Speech recognition with I2S in Zephyr and TensorFlow Lite

This blog originally ran on the Antmicro website. For more blogs and articles like this one, visit https://antmicro.com/blog/.

Machine learning is still predominantly done in the cloud, which in many use cases may result in unnecessary latency, excessive power consumption and dependency on the availability of a wireless connection. Thanks to the recent developments in the area of machine learning on microcontrollers and FPGAs (a domain that Antmicro is currently heavily involved in), small devices become powerful enough to locally perform machine learning tasks, such as image or voice recognition.

Machine learning and FPGAs

Our experience in machine learning involves creating sophisticated AI algorithms, building ML/AI accelerators, as well as designing dedicated drivers and providing tooling that streamlines ML development. While many of our AI jobs target higher-end platforms such as NVIDIA Xavier NX, Google Coral or Xilinx UltraScale+, increasingly customers are also looking at implementing ML on much smaller devices.

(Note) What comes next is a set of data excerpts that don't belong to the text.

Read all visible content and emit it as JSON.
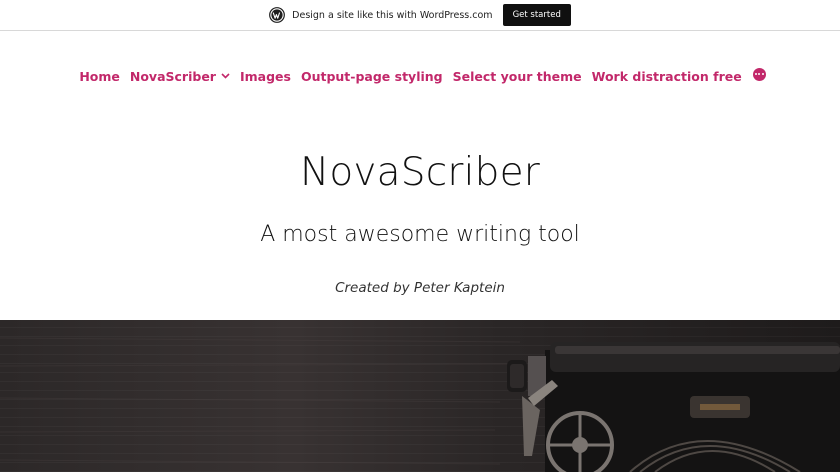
{
  "promo_bar": {
    "text": "Design a site like this with WordPress.com",
    "button_label": "Get started"
  },
  "nav": {
    "items": [
      {
        "label": "Home"
      },
      {
        "label": "NovaScriber",
        "has_submenu": true
      },
      {
        "label": "Images"
      },
      {
        "label": "Output-page styling"
      },
      {
        "label": "Select your theme"
      },
      {
        "label": "Work distraction free"
      }
    ],
    "more_icon": "more-horizontal-icon",
    "color": "#c2286a"
  },
  "header": {
    "title": "NovaScriber",
    "tagline": "A most awesome writing tool",
    "byline": "Created by Peter Kaptein"
  },
  "hero": {
    "image": "typewriter-on-dark-wooden-table"
  }
}
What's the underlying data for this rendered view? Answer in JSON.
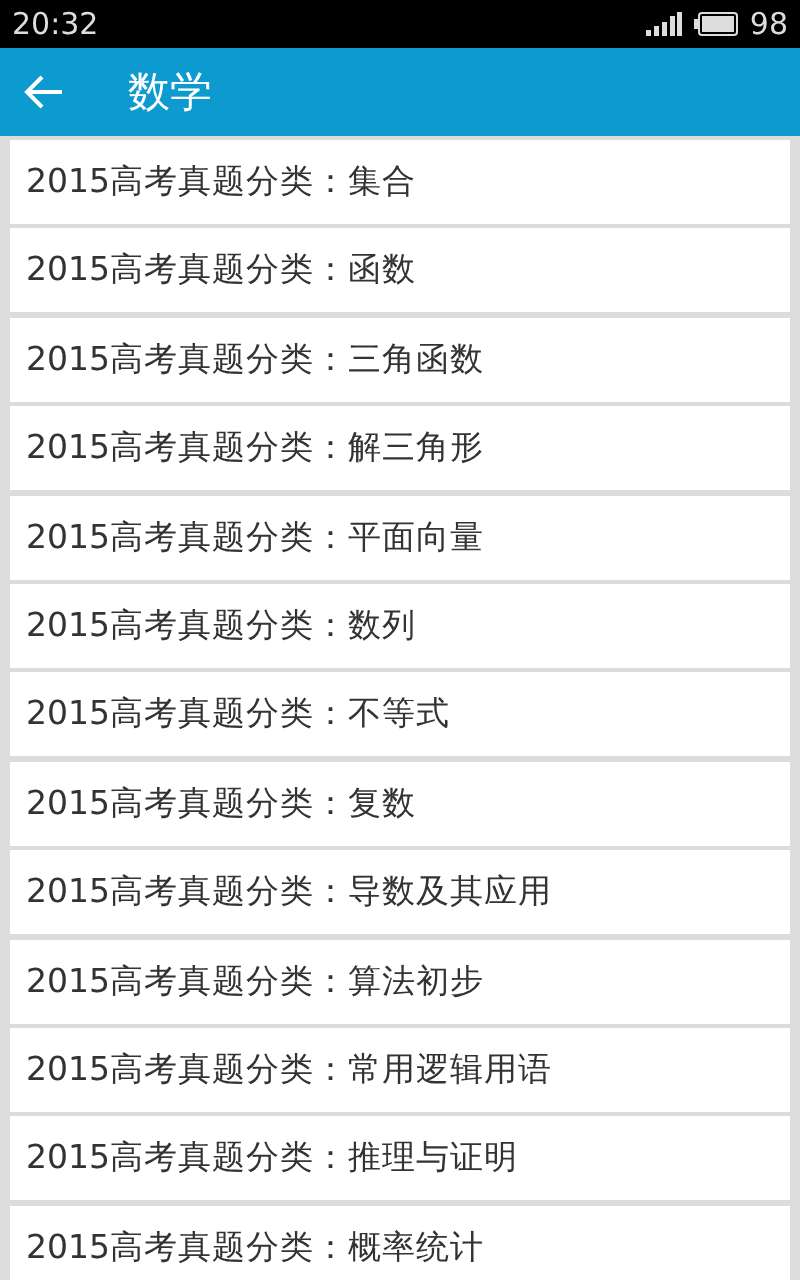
{
  "status_bar": {
    "time": "20:32",
    "battery": "98"
  },
  "app_bar": {
    "title": "数学"
  },
  "items": [
    {
      "label": "2015高考真题分类：集合"
    },
    {
      "label": "2015高考真题分类：函数"
    },
    {
      "label": "2015高考真题分类：三角函数"
    },
    {
      "label": "2015高考真题分类：解三角形"
    },
    {
      "label": "2015高考真题分类：平面向量"
    },
    {
      "label": "2015高考真题分类：数列"
    },
    {
      "label": "2015高考真题分类：不等式"
    },
    {
      "label": "2015高考真题分类：复数"
    },
    {
      "label": "2015高考真题分类：导数及其应用"
    },
    {
      "label": "2015高考真题分类：算法初步"
    },
    {
      "label": "2015高考真题分类：常用逻辑用语"
    },
    {
      "label": "2015高考真题分类：推理与证明"
    },
    {
      "label": "2015高考真题分类：概率统计"
    }
  ]
}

In a recent collaboration with Google we have enabled running their TensorFlow Lite machine learning framework on an FPGA platform based on our go-to soft SoC generation framework, LiteX. The project brought TF Lite to FPGAs for the first time, meaning that a whole new set of embedded and IoT devices can now benefit from the capabilities of Google’s framework as developers are able to deploy ML models on them for gesture and voice recognition, keyphrase detection, etc. It has also opened the door for further optimization of ML applications using dedicated HW accelerators in the FPGA. We have described this work and demonstrated running and testing the ML framework in our open source simulator Renode in an article on the TF Lite blog. Importantly, as part of the effort, we integrated TF Lite Micro with the Zephyr real time operating system. The RTOS is experiencing an unprecedented period of growth, with both Google and Facebook joining as Platinum members. The integration with Zephyr enables adding new platforms and applications relatively quickly, as this note will show.

The setup and architecture overview

This development makes it possible to perform speech recognition in systems running LiteX-based soft SoCs with I²S – a popular serial bus interface standard used for connecting digital audio devices. Arty A7 with Pmod I2S2 The setup used as an example consisted of an Arty A7 board from Digilent and the Pmod I2S2.
In the demo (instructions are available on our GitHub) , the ADC (analog-to-digital converter) chip on the Pmod collects an analog signal, samples it, converts it into a digital signal and sends it via the I²S to the FPGA, where the LiteX-based IP core that we expanded picks it up in the PCM format. Then, the Zephyr driver reads the data from the FIFO buffer in real time and makes it available to the TF Lite application, where speech recognition is performed.

LiteX gets sound with Zephyr

To achieve the result described above, first we had to expand the I²S support in LiteX so that it could be configured as master, which allowed the interface not only to play sound but also capture it. As the next step, we developed a Zephyr driver that enabled the I²S to communicate with the Pmod and allowed the CPU to process the received data. We also wrote a software interface in the TF Lite speech recognition demo for extracting sound from the Zephyr driver and passing it to the neural network.

Originally, the LiteX-based FPGA IP core supported only stereo data with 24 bits per sample so, as the final piece of work, we extended it with formats required by the speech recognition demo e.g. mono 16 bits. The neural net was able to recognize words “yes” and “no”, which is essentially the point of the demo and validates our FPGA/software design.